20h - Le soir nous dînons de délices locaux : feuilles de vignes et courgettes farcies, côtelettes d’agneau marinées et semoule à l’eau de rose...

22h et plus - JR et sa bande retrouvent Ayman et Wisam, leurs guides sur Face2Face. Wisam est l’un des 42 guides habilités à  intervenirà la fois en Palestine et en Israël. Ayman, lui, est interdit de séjour en Israël ! En revanche, les garçons découvrent à la télévision son talent caché : il est acteur !

 

Etape N°2

BETHLEEM / HEBRON / JERICHO


Nous débutons la journée par la basilique de la Nativité. Approcher le lieu de naissance du Christ passe parfois par une longue attente parmi les pèlerins du monde entier. L’occasion de ressentir la ferveur dégagée par ce berceau des religions.

Plus tard, au camp de réfugiés de Deheishe, une actrice de Face2Face nous attend : Areej, la footballeuse.
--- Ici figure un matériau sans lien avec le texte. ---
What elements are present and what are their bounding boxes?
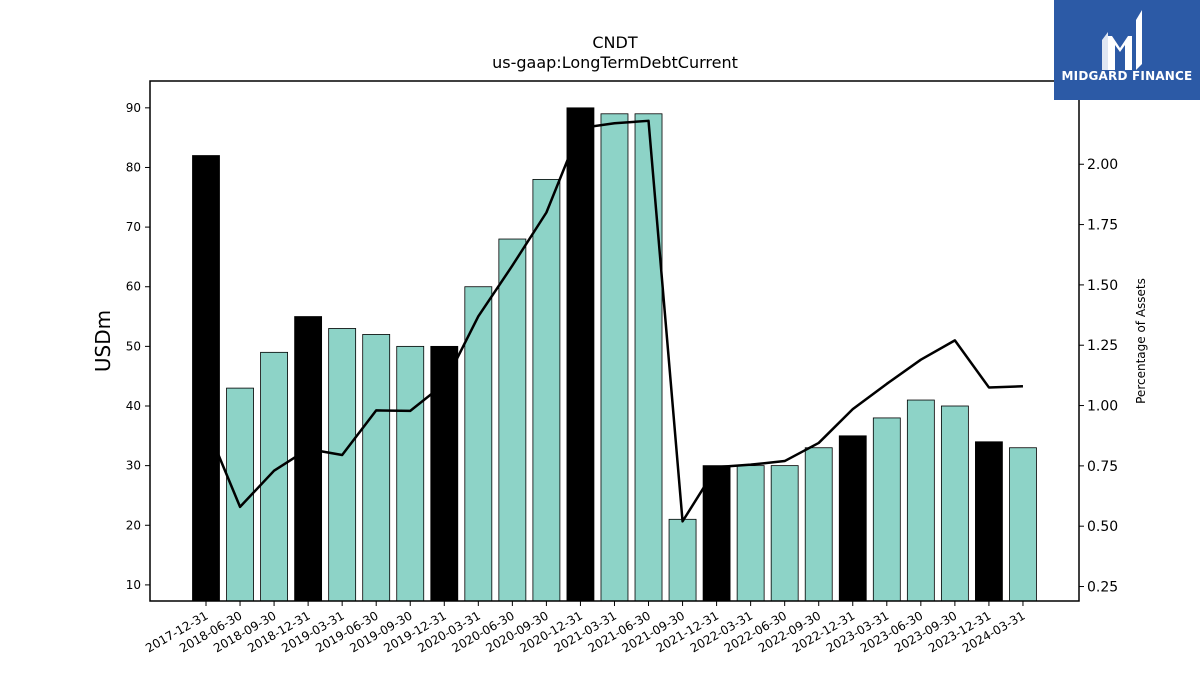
y-tick-label: 30 <box>126 459 141 473</box>
bar <box>634 113 663 602</box>
bar <box>736 465 765 602</box>
bar <box>838 435 867 602</box>
y-tick-label: 40 <box>126 399 141 413</box>
chart-subtitle: us-gaap:LongTermDebtCurrent <box>492 53 738 72</box>
bar <box>906 399 935 602</box>
percentage-line <box>204 119 1024 523</box>
bar <box>294 316 323 602</box>
bar <box>464 286 493 602</box>
y2-tick-label: 1.25 <box>1087 338 1118 354</box>
y2-tick-label: 0.50 <box>1087 519 1118 535</box>
bar <box>940 405 969 602</box>
bar <box>702 465 731 602</box>
bar <box>1009 447 1037 602</box>
bar <box>566 107 595 602</box>
bar <box>396 345 425 602</box>
bar <box>226 387 254 602</box>
y2-tick-label: 1.75 <box>1087 218 1118 234</box>
plot-frame <box>149 80 1080 602</box>
bar <box>260 351 288 602</box>
y-tick-label: 90 <box>126 101 141 115</box>
bar <box>975 441 1003 602</box>
y-axis-label: USDm <box>91 310 115 372</box>
bar <box>328 328 357 602</box>
bar <box>430 345 459 602</box>
y-tick-label: 60 <box>126 280 141 294</box>
logo-text: MIDGARD FINANCE <box>1061 69 1193 83</box>
bar <box>192 155 220 602</box>
bar <box>532 178 561 602</box>
y2-tick-label: 1.50 <box>1087 278 1118 294</box>
bar <box>498 238 527 602</box>
y2-axis-label: Percentage of Assets <box>1134 278 1148 404</box>
bar <box>600 113 629 602</box>
y2-tick-label: 0.75 <box>1087 459 1118 475</box>
y-tick-label: 10 <box>126 578 141 592</box>
bar <box>872 417 901 602</box>
y-tick-label: 20 <box>126 518 141 532</box>
y2-tick-label: 2.00 <box>1087 157 1118 173</box>
bar <box>804 447 833 602</box>
y-tick-label: 50 <box>126 339 141 353</box>
bar <box>668 518 697 602</box>
y2-tick-label: 0.25 <box>1087 580 1118 596</box>
bar <box>770 465 799 602</box>
midgard-finance-logo: MIDGARD FINANCE <box>1054 0 1200 100</box>
y-tick-label: 70 <box>126 220 141 234</box>
logo-mark-icon <box>1102 10 1142 70</box>
y2-tick-label: 1.00 <box>1087 399 1118 415</box>
chart-title: CNDT <box>592 33 637 52</box>
bar <box>362 334 391 602</box>
y-tick-label: 80 <box>126 160 141 174</box>
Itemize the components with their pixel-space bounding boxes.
Originaire de Deheishe, la jeune femme travaille aujourd’hui pour une œuvre sociale. Loin des images de camp que nous avions en tête, Deheishe est un village aux ruelles étroites avec ses commerces, sa mosquée, son école. En 60 ans, l’aspect du camp a bien évolué. Seul vestige d’origine encore visible, le tourniquet d’entrée. 

12h30 - Université de Bethléem. Nous sommes reçus par « Brother » Robert, américain installé ici depuis des années, vice président des affaires académiques. Ce magnifique bâtiment du 18ème siècle., abrite un véritable campus qui accueille 1/3 de chrétiens et 2/3 de musulmans. Par ailleurs, 1/3 de la population étudiante est féminine. Derrière les voiles, se distinguent de jolis regards maquillés. La visite se termine au réfectoire, par un déjeuner préparé par les étudiants en hôtellerie.

14h30 - Colonie juive de Kfar Etzion. Echange avec une habitante qui nous raconte l’arrivée ici de ses grands-parents. Leur rêve : une confédération à l’image de la Suisse.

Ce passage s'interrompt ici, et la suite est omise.